Mariah Carey singles chronology
| "Portrait" (2024) | "Made for Me" (Remix) (2024) | "Don't Forget About Us" (Kaytranada remix) (2025) |

Music video
- "Made for Me" on YouTube

= Made for Me =

2023 single by Muni Long

"Made for Me" is a song by American singer Muni Long, released on September 15, 2023, as the lead single from her fourth studio album, Revenge (2024). It was co-written with producers Jermaine Dupri, Bryan-Michael Cox, and JordanXL. A number of remixes of "Made for Me" have been released, including ones with Lil Jon and Kronic, Bnyx, and Mariah Carey, among others.

"Made for Me (Live on BET)" won a Grammy Award for Best R&B Performance. The song has also received a nomination for the Viewer's Choice Award at the 2024 BET Awards.

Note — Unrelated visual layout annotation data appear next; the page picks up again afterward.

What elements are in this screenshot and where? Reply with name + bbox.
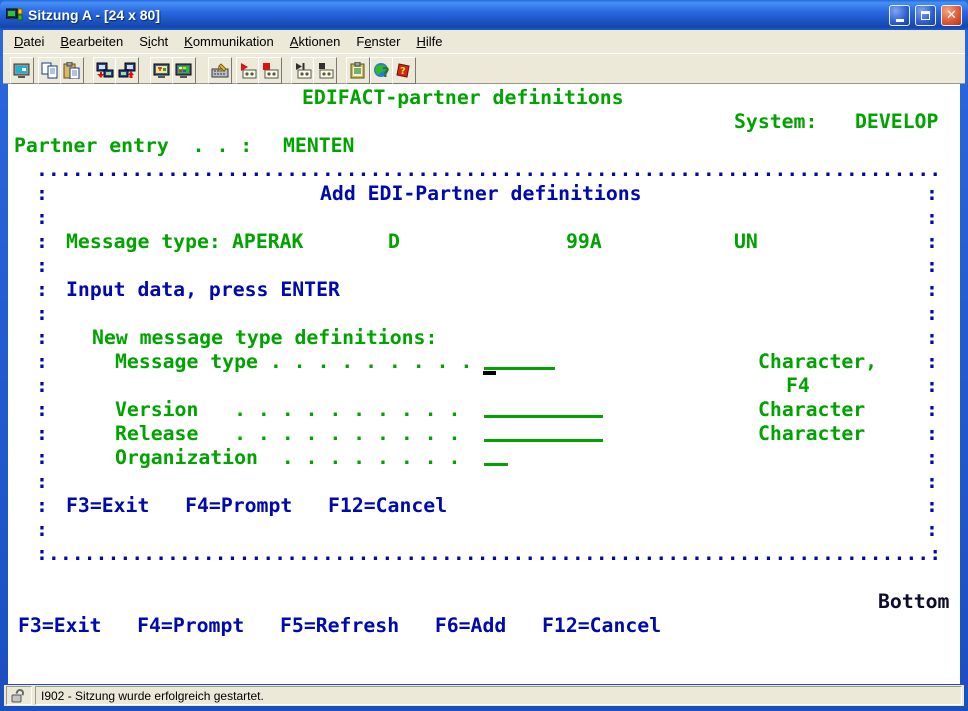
popup-left-border: : : : : : : : : : : : : : : : [36, 182, 48, 542]
toolbar-button-keyboard-setup[interactable] [208, 57, 232, 84]
toolbar-button-play-macro[interactable] [291, 57, 315, 84]
menu-datei[interactable]: Datei [6, 31, 52, 52]
hint-f4: F4 [786, 374, 810, 398]
screen-function-keys: F3=Exit F4=Prompt F5=Refresh F6=Add F12=… [18, 614, 661, 638]
statusbar: I902 - Sitzung wurde erfolgreich gestart… [4, 685, 964, 706]
menu-fenster[interactable]: Fenster [348, 31, 408, 52]
menu-sicht[interactable]: Sicht [131, 31, 176, 52]
minimize-button[interactable] [889, 5, 910, 26]
help-icon: ? [396, 62, 412, 79]
toolbar-button-receive-file[interactable] [115, 57, 139, 84]
toolbar: ? ? [3, 53, 965, 84]
copy-icon [41, 62, 59, 79]
status-message: I902 - Sitzung wurde erfolgreich gestart… [35, 686, 962, 705]
new-definitions-heading: New message type definitions: [92, 326, 437, 350]
minimize-icon [896, 19, 904, 22]
menubar: Datei Bearbeiten Sicht Kommunikation Akt… [3, 30, 965, 53]
window-title: Sitzung A - [24 x 80] [28, 7, 884, 23]
toolbar-button-stop-play[interactable] [313, 57, 337, 84]
toolbar-button-clipboard[interactable] [346, 57, 370, 84]
message-release-value: 99A [566, 230, 602, 254]
system-value: DEVELOP [855, 110, 938, 134]
popup-bottom-border: :.......................................… [36, 542, 941, 566]
toolbar-button-web-help[interactable]: ? [370, 57, 394, 84]
toolbar-button-send-file[interactable] [93, 57, 117, 84]
app-window: Sitzung A - [24 x 80] ✕ Datei Bearbeiten… [0, 0, 968, 711]
titlebar[interactable]: Sitzung A - [24 x 80] ✕ [0, 0, 968, 30]
toolbar-button-record-macro[interactable] [236, 57, 260, 84]
toolbar-button-paste[interactable] [60, 57, 84, 84]
hint-character1: Character, [758, 350, 877, 374]
field-label-version: Version . . . . . . . . . . [115, 398, 460, 422]
partner-entry-label: Partner entry . . : [14, 134, 252, 158]
field-label-message-type: Message type . . . . . . . . . [115, 350, 472, 374]
menu-hilfe[interactable]: Hilfe [408, 31, 450, 52]
security-status-cell [6, 686, 32, 705]
menu-bearbeiten[interactable]: Bearbeiten [52, 31, 131, 52]
popup-top-border: ........................................… [36, 158, 941, 182]
message-type-value: APERAK [232, 230, 303, 254]
receive-file-icon [118, 62, 136, 79]
organization-input[interactable] [484, 463, 508, 466]
message-org-value: UN [734, 230, 758, 254]
popup-function-keys: F3=Exit F4=Prompt F12=Cancel [66, 494, 447, 518]
maximize-button[interactable] [915, 5, 936, 26]
toolbar-button-session[interactable] [10, 57, 34, 84]
stop-record-icon [261, 62, 279, 79]
stop-play-icon [316, 62, 334, 79]
hint-character3: Character [758, 422, 865, 446]
toolbar-button-copy[interactable] [38, 57, 62, 84]
input-prompt: Input data, press ENTER [66, 278, 340, 302]
partner-entry-value: MENTEN [283, 134, 354, 158]
close-button[interactable]: ✕ [941, 5, 962, 26]
play-macro-icon [294, 62, 312, 79]
message-type-input[interactable] [484, 367, 555, 370]
svg-text:?: ? [382, 66, 390, 79]
record-macro-icon [239, 62, 257, 79]
color-map-icon [175, 63, 193, 79]
unlocked-padlock-icon [11, 688, 27, 703]
keyboard-setup-icon [211, 63, 229, 79]
close-icon: ✕ [946, 9, 957, 22]
paste-icon [63, 62, 81, 79]
app-icon [6, 7, 23, 23]
popup-right-border: : : : : : : : : : : : : : : : [926, 182, 938, 542]
toolbar-button-display-setup[interactable] [150, 57, 174, 84]
field-label-organization: Organization . . . . . . . . [115, 446, 460, 470]
version-input[interactable] [484, 415, 603, 418]
toolbar-button-color-map[interactable] [172, 57, 196, 84]
clipboard-icon [350, 62, 366, 79]
maximize-icon [921, 11, 930, 20]
popup-title: Add EDI-Partner definitions [320, 182, 642, 206]
session-screen-icon [13, 63, 31, 79]
message-version-value: D [388, 230, 400, 254]
terminal-screen[interactable]: EDIFACT-partner definitions System: DEVE… [8, 84, 960, 684]
toolbar-button-stop-record[interactable] [258, 57, 282, 84]
display-setup-icon [153, 63, 171, 79]
send-file-icon [96, 62, 114, 79]
system-label: System: [734, 110, 817, 134]
hint-character2: Character [758, 398, 865, 422]
menu-aktionen[interactable]: Aktionen [282, 31, 349, 52]
menu-kommunikation[interactable]: Kommunikation [176, 31, 282, 52]
svg-text:?: ? [400, 66, 406, 77]
bottom-indicator: Bottom [878, 590, 949, 614]
field-label-release: Release . . . . . . . . . . [115, 422, 460, 446]
web-help-icon: ? [373, 62, 391, 79]
release-input[interactable] [484, 439, 603, 442]
toolbar-button-help[interactable]: ? [392, 57, 416, 84]
message-type-label: Message type: [66, 230, 221, 254]
text-cursor [483, 371, 496, 375]
screen-title: EDIFACT-partner definitions [302, 86, 624, 110]
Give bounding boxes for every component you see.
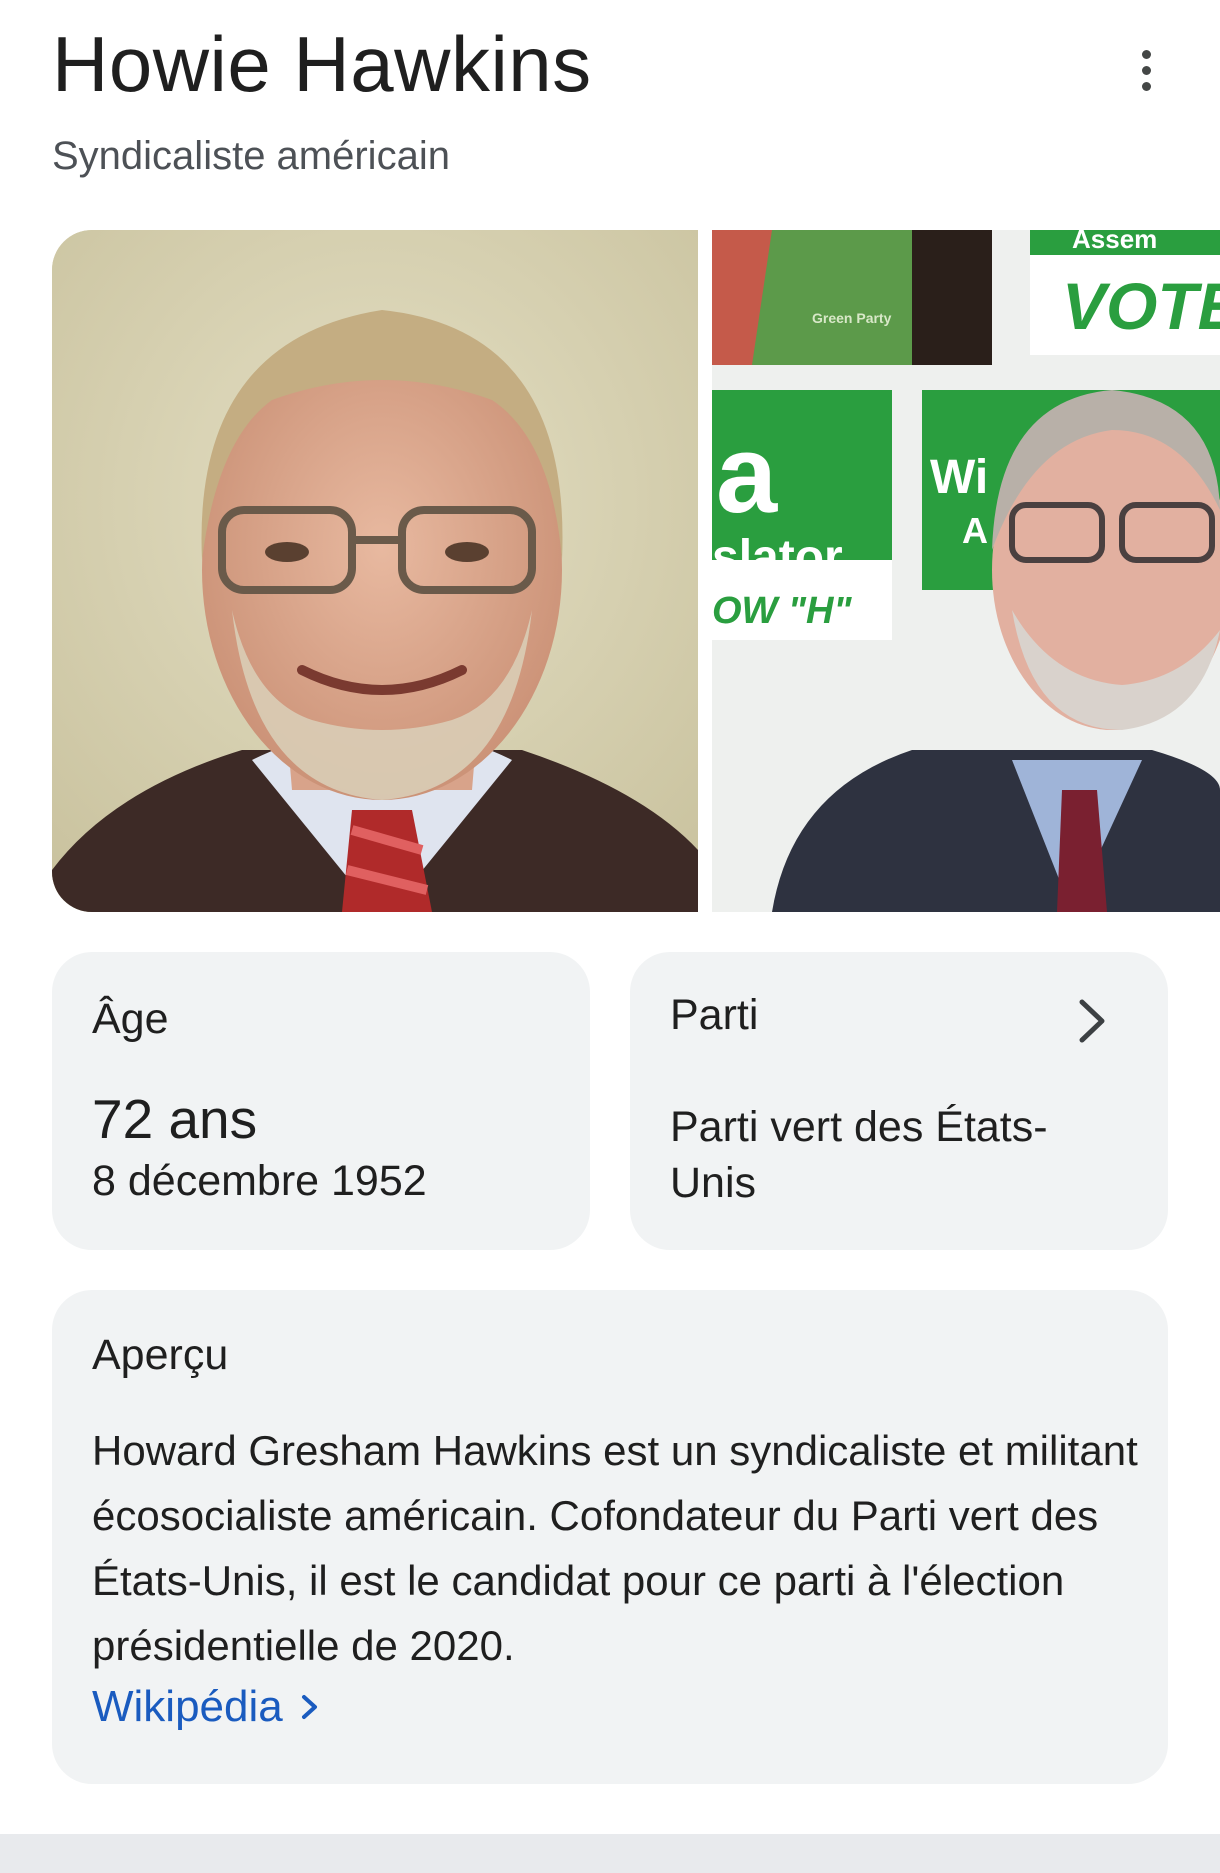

==Composition and lyrics==
The song is an R&B ballad with piano, drum machine and bass. Lyrically, Muni Long expresses her love for her son: "Nobody knows me like you do / Nobody gon' love me quite like you / Can't even deny it / Every time I try it / One look in my eyes, you know I'm lying".

==Critical reception==
The song received generally positive reviews. Music critics have described it as "nostalgic" and "sweet". Tallie Spencer of HotNewHipHop described the song as "infectious and guaranteed to have you put it on repeat for hours and hours at a time" and called it "an example of a track that speaks to her talents as a singer and songwriter." Butta of Soul Bounce wrote of the song, "The songwriting, sound and singing are all top-notch and the musical equivalent of a chef's kiss."

==Music video==
An official music video premiered on January 17, 2024. Directed by Des Gray and Trinidad James, it sees Muni Long as a scientist building a replica of an ideal man, who is played by singer Luke James. Long has explained, "I wanted to have fun with this video and really think outside of the box. It's my little nod to A.I. mixed with Frankenstein. If you want to find the perfect person in a limited dating pool, you might just have to create them! It's only science fiction for now but with how fast technology is changing could this be our reality someday?"

== Accolades ==

Awards and nominations for "Made For Me"
| Organization | Year | Category | Result | Ref. |
| MTV Video Music Awards | 2024 | Best R&B | Nominated |  |
| BET Awards | Viewer's Choice | Nominated |  |
| Billboard Music Awards | Top R&B Song | Nominated |  |
| Grammy Awards | 2025 | Best R&B Performance | Won |  |
| iHeartRadio Music Awards | 2025 | R&B Song of the Year | Won |  |
| ASCAP Pop Music Awards | 2025 | Winning Songwriters and Publishers | Won |  |

==TikTok virality==
In January 2024, the song achieved virality on the video-sharing platform TikTok, beginning when a woman named Milck Marie used the song in several videos, in which she would sing the pre-chorus ("Twin, where have you been?") and lip-sync the chorus.

==Charts==

===Weekly charts===

Weekly chart performance for "Made for Me"
| Chart (2024) | Peak position |
|---|---|
| Australia Hip Hop/R&B (ARIA) | 22 |
| Australia New Music Singles (ARIA) | 18 |
| Canada Hot 100 (Billboard) | 62 |
| Global 200 (Billboard) | 45 |
| Netherlands (Single Tip) | 24 |
| New Zealand (Recorded Music NZ) | 14 |
| Nigeria (TurnTable Top 100) | 47 |
| Philippines (Billboard) | 16 |
| South Africa Streaming (TOSAC) | 5 |
| UK Singles (Official Charts) | 36 |
| UK Hip Hop/R&B (Official Charts) | 14 |
| US Billboard Hot 100 | 20 |
| US Hot R&B/Hip-Hop Songs (Billboard) | 8 |
| US Pop Airplay (Billboard) | 24 |
| US Rhythmic Airplay (Billboard) | 2 |

Chart performance for "Made for Me" (with Mariah Carey)
| Chart (2024) | Peak position |
|---|---|
| UK Singles Downloads (Official Charts) | 95 |
| UK Singles Sales (OCC) | 99 |

===Year-end charts===

2024 year-end chart performance for "Made For Me"
| Chart (2024) | Position |
|---|---|
| US Billboard Hot 100 | 56 |
| US Hot R&B/Hip-Hop Songs (Billboard) | 20 |
| US Rhythmic (Billboard) | 30 |

==Certifications==

Certifications for "Made for Me"
| Region | Certification | Certified units/sales |
| New Zealand (RMNZ) | Platinum | 30,000^{‡} |
| United Kingdom (BPI) | Silver | 200,000^{‡} |
| United States (RIAA) | Platinum | 1,000,000^{‡} |
^{‡} Sales+streaming figures based on certification alone.